Example 4: Data Collection
"On the real estate site:
1. Search for apartments in Gangnam-gu, Seoul
2. Collect data from the first page of search results
3. Extract price and area information for each listing
4. Organize and display the results"
🔄 JavaScript Execution
1. Basic JavaScript Execution
"Please execute this JavaScript: alert('Hello World!')"
"Please count the number of all links on the page using JavaScript"
"Please change the current page title using JavaScript"
2. Advanced JavaScript Manipulation
"Please hide all images on the page"
"Please change the style of a specific element"
"Please add a new element to the page"
🕐 Waiting and Timing
1. Element Waiting
"Please wait until the loading icon disappears"
"Please wait until a specific element appears"
"Please wait until page loading is complete"
2. Time-based Waiting
"Please wait for 3 seconds"
"Please wait until network activity stops"
🔍 Text and Data Extraction
1. Text Extraction
"Please extract all text from the page"
"Please get the text content of a specific element"

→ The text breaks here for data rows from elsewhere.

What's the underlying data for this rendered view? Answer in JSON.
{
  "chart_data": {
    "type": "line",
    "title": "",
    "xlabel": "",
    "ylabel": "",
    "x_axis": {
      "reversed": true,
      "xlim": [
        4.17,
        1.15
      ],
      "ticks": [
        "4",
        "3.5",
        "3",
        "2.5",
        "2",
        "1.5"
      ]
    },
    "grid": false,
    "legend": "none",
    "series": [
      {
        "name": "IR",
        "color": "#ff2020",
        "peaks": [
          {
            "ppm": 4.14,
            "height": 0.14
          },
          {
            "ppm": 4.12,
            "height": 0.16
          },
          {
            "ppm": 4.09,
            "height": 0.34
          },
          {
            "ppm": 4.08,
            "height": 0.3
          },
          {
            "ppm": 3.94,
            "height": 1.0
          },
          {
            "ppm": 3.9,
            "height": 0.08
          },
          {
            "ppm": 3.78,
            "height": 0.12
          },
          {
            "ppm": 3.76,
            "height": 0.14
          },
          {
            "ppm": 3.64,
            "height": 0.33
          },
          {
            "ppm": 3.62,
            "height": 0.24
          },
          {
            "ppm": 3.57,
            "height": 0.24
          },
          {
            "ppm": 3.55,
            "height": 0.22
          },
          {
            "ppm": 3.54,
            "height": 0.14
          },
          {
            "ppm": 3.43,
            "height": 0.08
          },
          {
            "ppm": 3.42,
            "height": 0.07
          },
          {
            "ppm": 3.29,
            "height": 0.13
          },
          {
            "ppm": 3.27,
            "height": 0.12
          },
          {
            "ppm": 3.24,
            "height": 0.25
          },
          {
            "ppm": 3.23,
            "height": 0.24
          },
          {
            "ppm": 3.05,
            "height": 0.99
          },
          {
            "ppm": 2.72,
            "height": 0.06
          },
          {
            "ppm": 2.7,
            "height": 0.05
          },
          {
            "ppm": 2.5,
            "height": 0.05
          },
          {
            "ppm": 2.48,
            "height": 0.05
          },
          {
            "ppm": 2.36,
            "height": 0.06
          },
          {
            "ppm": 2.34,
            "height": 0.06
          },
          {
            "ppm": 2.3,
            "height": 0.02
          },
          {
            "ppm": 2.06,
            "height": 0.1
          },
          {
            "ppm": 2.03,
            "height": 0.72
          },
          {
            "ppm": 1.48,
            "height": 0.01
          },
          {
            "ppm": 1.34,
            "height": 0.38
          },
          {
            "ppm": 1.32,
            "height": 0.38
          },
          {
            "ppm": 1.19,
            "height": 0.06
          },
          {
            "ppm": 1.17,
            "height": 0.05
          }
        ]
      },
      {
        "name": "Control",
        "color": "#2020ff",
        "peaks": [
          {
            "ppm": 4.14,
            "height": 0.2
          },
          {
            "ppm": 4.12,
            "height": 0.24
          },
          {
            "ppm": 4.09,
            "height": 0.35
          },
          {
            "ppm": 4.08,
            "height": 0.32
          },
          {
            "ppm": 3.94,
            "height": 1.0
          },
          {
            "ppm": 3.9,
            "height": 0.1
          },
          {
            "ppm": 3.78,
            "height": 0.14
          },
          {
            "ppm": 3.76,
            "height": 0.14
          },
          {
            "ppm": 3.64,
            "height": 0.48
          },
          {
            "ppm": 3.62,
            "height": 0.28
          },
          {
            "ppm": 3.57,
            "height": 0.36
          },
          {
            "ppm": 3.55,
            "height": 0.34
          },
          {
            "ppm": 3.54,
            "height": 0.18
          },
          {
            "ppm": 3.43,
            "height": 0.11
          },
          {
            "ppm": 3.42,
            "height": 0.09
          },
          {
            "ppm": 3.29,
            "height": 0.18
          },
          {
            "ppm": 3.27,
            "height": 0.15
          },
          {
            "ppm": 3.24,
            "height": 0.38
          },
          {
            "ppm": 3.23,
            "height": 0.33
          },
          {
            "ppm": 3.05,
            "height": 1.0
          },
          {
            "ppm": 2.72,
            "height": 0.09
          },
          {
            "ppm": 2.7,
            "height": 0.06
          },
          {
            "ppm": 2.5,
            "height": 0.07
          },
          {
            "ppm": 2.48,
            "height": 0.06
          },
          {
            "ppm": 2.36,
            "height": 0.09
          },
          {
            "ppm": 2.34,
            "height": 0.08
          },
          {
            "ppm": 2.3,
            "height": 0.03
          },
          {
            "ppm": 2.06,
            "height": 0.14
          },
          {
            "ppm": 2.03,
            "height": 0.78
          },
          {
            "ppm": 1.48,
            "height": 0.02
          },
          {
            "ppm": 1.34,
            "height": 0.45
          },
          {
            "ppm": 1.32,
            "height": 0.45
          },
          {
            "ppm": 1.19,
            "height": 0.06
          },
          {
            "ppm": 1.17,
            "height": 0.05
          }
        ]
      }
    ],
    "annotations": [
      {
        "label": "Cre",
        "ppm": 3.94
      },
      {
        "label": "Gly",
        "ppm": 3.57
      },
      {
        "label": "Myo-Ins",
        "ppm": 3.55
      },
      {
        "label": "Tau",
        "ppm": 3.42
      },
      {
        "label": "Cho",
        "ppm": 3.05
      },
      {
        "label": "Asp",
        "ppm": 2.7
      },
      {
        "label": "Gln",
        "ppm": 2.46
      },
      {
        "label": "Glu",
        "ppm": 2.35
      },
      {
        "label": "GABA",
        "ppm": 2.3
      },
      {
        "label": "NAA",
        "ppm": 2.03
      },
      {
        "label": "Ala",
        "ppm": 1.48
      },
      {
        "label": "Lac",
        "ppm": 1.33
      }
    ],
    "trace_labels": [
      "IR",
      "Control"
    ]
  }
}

"Please extract data from the table"
2. Attribute Extraction
"Please extract URLs of all links"
"Please get the src attribute of images"
"Please check the name attribute of form elements"
💡 Practical Tips
1. Efficient Command Usage
- Provide specific and clear instructions
- Break down tasks into steps
- Explain expected results along with requests
2. Error Handling
"If an error occurs, please take a screenshot and explain the situation"
"If an element cannot be found, please try alternative methods"
3. Performance Optimization
"Please run the browser in headless mode"
"Please disable image loading and navigate quickly"
"Please perform only necessary tasks and ignore unnecessary elements"
🎉 Getting Started
You can now leverage the powerful browser automation features of PyDoll MCP Server in Claude Desktop!
Start with basic commands and gradually expand to more complex automation tasks. Each command can be expressed in natural language, and Claude will convert them into appropriate browser automation tasks for execution.
If you have questions about advanced features or specific use cases, feel free to ask anytime!